WASHINGTON - There is strong support from Americans for many of the proposals to curb gun violence that President Barack Obama announced Wednesday, but according to a new national poll, public support has slipped a bit when compared to surveys taken immediately after last month's mass shooting at an elementary school in Connecticut.
A CNN/Time Magazine/ORC International poll also indicates that Americans generally favor stricter gun control and think that it is too easy to buy guns in this country, but they don't believe that stricter gun laws would reduce gun violence all by themselves.
The poll's Wednesday release comes a few hours after the president proposed background checks on all gun sales and bans on military style assault weapons and high-capacity magazines as part of a package of steps to reduce gun violence in the wake last month's massacre, where a suicidal gunman killed 26 people, including 20 children at Sandy Hook Elementary School in Newtown, Connecticut.
According to the survey, 56% support a ban on semi-automatic guns like the AK-47, but that's down from 62% in a CNN poll taken in the days after the shooting at Sandy Hook. The same is true for a ban on high-capacity ammunition clips -- 62% in December, down to 58% now -- as well as a requirement for all gun owners to register their firearms with the local government -- 78% last month, down to 69% now.
"Those changes are likely due to the passage of time, as the initial shock of the Newtown tragedy has begun to wear off, and may indicate why the White House has put the gun issue on a fast track," says CNN Polling Director Keating Holland.

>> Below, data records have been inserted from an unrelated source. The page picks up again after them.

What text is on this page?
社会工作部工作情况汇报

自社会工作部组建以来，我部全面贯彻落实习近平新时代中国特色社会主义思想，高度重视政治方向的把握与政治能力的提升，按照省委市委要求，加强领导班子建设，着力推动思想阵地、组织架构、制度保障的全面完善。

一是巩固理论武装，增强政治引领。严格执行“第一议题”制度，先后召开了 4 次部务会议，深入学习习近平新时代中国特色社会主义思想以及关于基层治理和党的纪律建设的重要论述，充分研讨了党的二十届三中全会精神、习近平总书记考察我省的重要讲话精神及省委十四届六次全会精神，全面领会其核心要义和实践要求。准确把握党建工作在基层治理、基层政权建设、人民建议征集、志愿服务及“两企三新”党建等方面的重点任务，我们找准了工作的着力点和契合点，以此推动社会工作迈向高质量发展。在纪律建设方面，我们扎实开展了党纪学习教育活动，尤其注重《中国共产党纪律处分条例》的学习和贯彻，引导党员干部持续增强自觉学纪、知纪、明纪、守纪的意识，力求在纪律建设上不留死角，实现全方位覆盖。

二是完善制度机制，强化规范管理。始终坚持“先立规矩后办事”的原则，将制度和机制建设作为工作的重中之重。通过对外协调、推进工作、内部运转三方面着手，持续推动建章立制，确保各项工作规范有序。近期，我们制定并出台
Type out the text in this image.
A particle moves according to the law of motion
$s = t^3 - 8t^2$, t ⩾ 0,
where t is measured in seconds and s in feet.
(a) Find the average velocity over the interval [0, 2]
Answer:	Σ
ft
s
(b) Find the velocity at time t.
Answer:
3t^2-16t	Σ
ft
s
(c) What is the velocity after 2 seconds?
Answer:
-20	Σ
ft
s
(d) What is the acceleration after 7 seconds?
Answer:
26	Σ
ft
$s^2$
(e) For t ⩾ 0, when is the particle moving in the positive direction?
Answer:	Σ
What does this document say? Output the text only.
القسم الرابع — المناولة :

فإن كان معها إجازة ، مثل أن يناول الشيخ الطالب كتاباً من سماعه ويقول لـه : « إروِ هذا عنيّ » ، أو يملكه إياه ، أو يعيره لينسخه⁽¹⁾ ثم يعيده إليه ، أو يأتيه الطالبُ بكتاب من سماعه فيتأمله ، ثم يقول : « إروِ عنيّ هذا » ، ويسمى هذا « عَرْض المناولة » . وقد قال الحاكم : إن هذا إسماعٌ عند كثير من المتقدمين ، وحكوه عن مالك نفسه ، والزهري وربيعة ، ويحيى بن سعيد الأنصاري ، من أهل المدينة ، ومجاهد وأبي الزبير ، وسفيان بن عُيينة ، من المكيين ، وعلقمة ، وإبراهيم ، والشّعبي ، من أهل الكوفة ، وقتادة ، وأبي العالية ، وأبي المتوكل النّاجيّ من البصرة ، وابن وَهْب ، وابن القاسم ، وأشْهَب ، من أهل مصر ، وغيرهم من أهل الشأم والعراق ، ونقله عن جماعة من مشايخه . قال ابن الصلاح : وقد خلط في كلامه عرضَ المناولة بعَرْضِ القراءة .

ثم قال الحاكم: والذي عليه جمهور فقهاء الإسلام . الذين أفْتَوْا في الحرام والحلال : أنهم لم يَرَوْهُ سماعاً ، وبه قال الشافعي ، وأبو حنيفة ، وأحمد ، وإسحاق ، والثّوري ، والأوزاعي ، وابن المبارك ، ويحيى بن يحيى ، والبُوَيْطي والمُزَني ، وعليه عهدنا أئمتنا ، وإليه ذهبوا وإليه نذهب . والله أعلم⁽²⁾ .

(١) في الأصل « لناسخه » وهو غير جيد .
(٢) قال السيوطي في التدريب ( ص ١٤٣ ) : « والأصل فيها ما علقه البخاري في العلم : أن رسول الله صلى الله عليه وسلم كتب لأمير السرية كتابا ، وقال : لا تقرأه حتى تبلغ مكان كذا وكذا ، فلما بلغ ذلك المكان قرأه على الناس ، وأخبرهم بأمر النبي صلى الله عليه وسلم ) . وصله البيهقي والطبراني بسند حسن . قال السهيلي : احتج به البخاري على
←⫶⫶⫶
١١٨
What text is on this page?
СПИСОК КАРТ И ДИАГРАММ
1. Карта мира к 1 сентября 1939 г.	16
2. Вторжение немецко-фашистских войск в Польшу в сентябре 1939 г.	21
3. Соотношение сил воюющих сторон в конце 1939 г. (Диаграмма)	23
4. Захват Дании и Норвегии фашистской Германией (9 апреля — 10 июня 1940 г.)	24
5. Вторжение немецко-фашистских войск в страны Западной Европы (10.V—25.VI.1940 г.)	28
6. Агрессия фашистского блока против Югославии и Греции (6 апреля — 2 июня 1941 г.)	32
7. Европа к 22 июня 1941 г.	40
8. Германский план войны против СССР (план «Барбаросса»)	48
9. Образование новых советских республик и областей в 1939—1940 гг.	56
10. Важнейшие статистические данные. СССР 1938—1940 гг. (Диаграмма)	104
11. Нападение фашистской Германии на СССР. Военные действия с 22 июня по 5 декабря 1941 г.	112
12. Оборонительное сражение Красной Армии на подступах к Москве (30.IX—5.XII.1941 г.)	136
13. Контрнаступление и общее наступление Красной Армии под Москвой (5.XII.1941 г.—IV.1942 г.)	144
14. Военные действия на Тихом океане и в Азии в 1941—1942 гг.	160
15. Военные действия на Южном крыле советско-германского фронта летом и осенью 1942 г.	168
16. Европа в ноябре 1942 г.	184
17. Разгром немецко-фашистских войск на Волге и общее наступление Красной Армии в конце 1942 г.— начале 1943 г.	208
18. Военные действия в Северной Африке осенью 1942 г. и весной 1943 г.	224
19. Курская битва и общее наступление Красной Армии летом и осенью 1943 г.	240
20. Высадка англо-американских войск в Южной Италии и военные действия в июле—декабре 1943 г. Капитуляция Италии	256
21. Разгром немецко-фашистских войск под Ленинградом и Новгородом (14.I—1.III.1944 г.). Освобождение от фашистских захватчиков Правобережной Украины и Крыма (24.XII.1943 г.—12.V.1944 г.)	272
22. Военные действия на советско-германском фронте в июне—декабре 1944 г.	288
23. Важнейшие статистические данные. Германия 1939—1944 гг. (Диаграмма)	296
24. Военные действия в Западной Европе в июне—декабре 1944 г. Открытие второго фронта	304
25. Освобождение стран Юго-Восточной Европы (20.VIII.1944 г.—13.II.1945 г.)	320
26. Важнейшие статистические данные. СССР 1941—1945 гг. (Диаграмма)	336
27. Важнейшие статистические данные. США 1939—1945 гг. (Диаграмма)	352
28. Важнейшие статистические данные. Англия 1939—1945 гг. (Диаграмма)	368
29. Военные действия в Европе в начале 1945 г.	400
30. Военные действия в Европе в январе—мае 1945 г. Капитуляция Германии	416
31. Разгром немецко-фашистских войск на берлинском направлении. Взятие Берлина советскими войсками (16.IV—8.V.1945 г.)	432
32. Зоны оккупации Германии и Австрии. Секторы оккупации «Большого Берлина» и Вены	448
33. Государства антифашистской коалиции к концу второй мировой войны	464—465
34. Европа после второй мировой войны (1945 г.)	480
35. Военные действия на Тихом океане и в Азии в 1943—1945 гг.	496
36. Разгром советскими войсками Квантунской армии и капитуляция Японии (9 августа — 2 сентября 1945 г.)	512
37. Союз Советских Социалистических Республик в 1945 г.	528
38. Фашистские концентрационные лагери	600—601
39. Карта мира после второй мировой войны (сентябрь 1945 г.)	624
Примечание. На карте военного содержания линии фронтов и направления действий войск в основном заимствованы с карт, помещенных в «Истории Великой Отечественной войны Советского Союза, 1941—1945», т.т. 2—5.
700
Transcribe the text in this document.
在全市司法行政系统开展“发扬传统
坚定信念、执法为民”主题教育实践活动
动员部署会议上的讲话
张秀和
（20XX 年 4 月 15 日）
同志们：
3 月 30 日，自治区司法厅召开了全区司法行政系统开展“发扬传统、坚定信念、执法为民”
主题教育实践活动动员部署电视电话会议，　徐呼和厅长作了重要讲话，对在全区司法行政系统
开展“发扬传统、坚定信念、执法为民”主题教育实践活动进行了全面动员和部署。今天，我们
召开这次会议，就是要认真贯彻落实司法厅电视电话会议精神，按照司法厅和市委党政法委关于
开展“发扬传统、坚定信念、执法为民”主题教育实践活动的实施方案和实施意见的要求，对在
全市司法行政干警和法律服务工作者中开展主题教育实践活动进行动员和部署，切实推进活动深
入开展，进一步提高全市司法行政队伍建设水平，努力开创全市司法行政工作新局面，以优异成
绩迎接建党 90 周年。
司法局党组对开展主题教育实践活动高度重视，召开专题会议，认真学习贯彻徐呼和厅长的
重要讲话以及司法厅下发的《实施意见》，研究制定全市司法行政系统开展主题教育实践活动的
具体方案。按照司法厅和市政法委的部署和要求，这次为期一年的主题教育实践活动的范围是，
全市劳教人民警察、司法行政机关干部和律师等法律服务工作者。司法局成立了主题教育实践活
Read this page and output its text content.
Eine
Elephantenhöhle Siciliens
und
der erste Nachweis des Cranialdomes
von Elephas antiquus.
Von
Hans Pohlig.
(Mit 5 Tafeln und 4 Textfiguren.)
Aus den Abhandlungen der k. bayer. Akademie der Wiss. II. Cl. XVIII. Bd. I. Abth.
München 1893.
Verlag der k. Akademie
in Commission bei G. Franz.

The survey indicates Americans are evenly divided on restricting ammunition purchases, but they strongly favor background checks at all levels -- 92% want them at gun stores, 87% want them at gun shows, and 75% favor background checks even for person-to-person transactions between individuals.
Attitudes toward Obama's gun proposals vary widely in many key demographics. It's not surprising that Democrats strongly favor and Republicans strongly oppose the President's gun initiatives. But there are gender and generation gaps as well. Two-thirds of women, for example, favor a ban on semi-automatic assault weapons, while a majority of men oppose such a ban. Support for that proposal is nine points higher among people over 50 years old than it is among younger Americans. Those patterns repeat on many other gun proposals.
The poll indicates that the landscape is shifting on both sides of the debate.
"Gun control supporters may feel more strongly about the issue than in past years, but the attitudes of gun owners have also shifted," adds Holland. "A majority of Americans who live in a household with a gun now say that the federal government is trying to take away their right to own a gun; in the 1990s, a plurality of people in gun households didn't see it that way."
According to the poll, personal security is also a growing issue. In the 1990s, most people in gun households said that they owned a weapon mostly for sporting purposes, with only one in five saying their guns were for protection from crime. Now, the number who say their guns are mostly for protection has grown to nearly a third of all gun households.
The survey also indicates that 55% of Americans generally favor stricter gun control laws, with 56% saying that it's currently too easy to buy guns in this country. But only 39% say that stricter gun controls would reduce gun violence all by themselves.
"That's mostly because only a quarter of Americans say that the availability of guns is the primary reason for gun violence in the country. More Americans blame gun violence on popular culture or the way parents raise their children," says Holland.
That may also be a reason why a majority of Americans (54%-45%) favor armed guards in every school in the country although that proposal does not restrict guns in any way, and why a plurality (47%-40%) say that armed guards would do more to reduce gun violence in schools than stricter gun control laws would.
The proposal on guards in schools came from the National Rifle Association, and according plurality say that they generally agree with the NRA's positions. The gun rights organization has successfully fought against the passage of gun control legislation in Congress over the past decade.
"The does not mean that Americans agree with every position the NRA takes on gun control -- polls have repeatedly and consistently shown high support for proposals the NRA opposes -- but the poll does indicate that the NRA's overall approach resonates with many Americans," adds Holland.
The poll was conducted for CNN and Time
Magazine by ORC International Monday and Tuesday (Jan. 14-15), with 814 adults nationwide questioned by telephone. The survey's overall sampling error is plus or minus 3.5 percentage points.